How to make housing cheaper |
April 16th, 2017 |
ideas, politics |
Overall, the best way to bring down the cost of housing is for there to be more of it. This can mean any combination of more housing space, more units, and more bedrooms. Here are ideas for how we could do this:
Remove restrictions on internal building layout: if it's safe, and doesn't change how the house looks from the outside, why are we regulating it? Let people divide their houses into two-families, divide rooms in two, turn attic space into bedrooms; none of this is the government's business. Floor area ratio doesn't capture anything we care about, so scrap it entirely. Don't regulate the number of units per building, the size of units, or the size of rooms.

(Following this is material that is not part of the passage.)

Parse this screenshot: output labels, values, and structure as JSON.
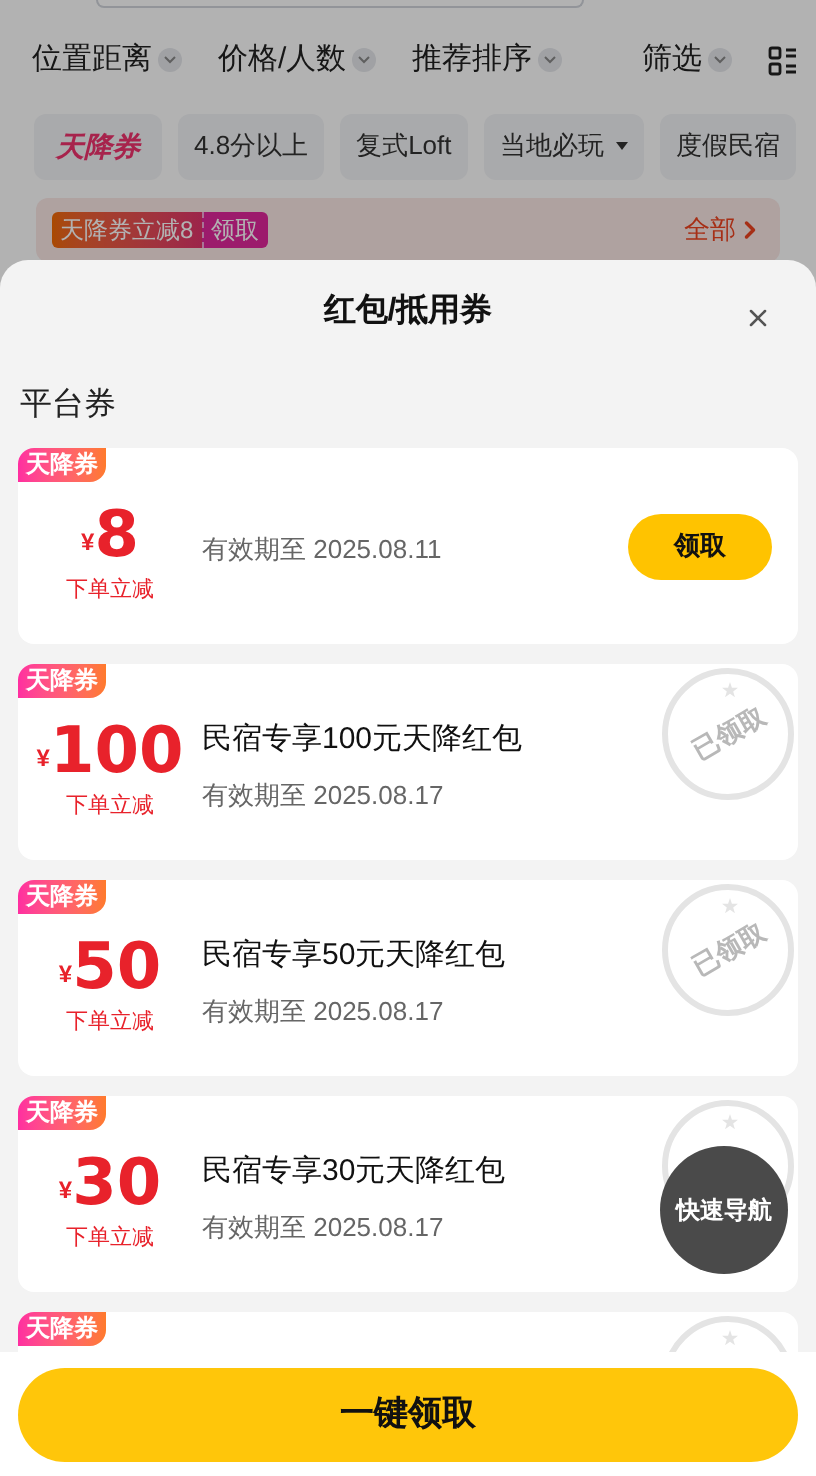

Let people live together: living with other people is far more efficient than living alone. Regulations like "no more than four unrelated adults may live together" push landlords to divide their buildings into more units, losing bedrooms to kitchens and living rooms.
Allow tiny houses: the existing tiny houses around us fit into the neighborhood well, and from a massing perspective are very similar to the sheds and garages that the majority of lots have.
Reduce uncertainty over construction: there's currently a lot of uncertainty about what you will be allowed to build. This is part of why good developers earn so much: they're being paid for knowing how to get their proposal through the city government, the risk that they won't succeed, and their ability to identify projects that are likely to be approved. Simplify rules, and make it easier to tell what will be allowed.
Pre-approve construction: going even further, for properties that could be much more efficient than they are now, like a single story house in a place where most houses are three stories, the city could approve construction on its own, not in response to an external request.
Turn streets into housing: lots of land in walkable areas that are well-served by transit is currently used for roads and cars. In many cases there's enough room to put housing in the middle of the road with usable street space remaining on either side. Perhaps combined with cut-and-cover subways. You could require a supermajority of the property owners along the street to agree, and they could each get a share of the money from selling the lots in the middle.
Relax rules for additions: right now there are often very restrictive rules on additions, with their size limited beyond what existing setback rules would require. Same goes for other expansions like dormers; new ones here may only be half the length of the ridgeline, but lots of existing ones are larger.
Don't worry about affordability: instead of requiring developers to make some units available below market, try to get as many units available as possible. Existing units are being gut-rennovated to turn them into luxury housing, but it's much better if those units stay as they are, renting relatively cheaply, and people who want fancy modern units live in new construction.
Remove parking requirements: in areas that are already relatively dense, requirements that buildings have appropriate parking are often big restrictions. These exist to reduce pressure on limited street parking spaces, but we can have this same effect a different way: allow developers to opt-out of parking provision requirements, in exhange for the units being ineligible for resident parking permits. Or auction off the street parking each year and divide the money equally among residents.
This list is an attempt at compromise: let more people live in the cities where they want to, without big changes to how neighborhoods feel. I'm not advocating letting people build skycrapers in the middle of suburbs, or up-to-the-sidewalk five storey apartment buildings. But if we keep letting prices rise without building anything our cities will continue to reflect a smaller and smaller fraction of the people who want to live in them, and who should be living in them.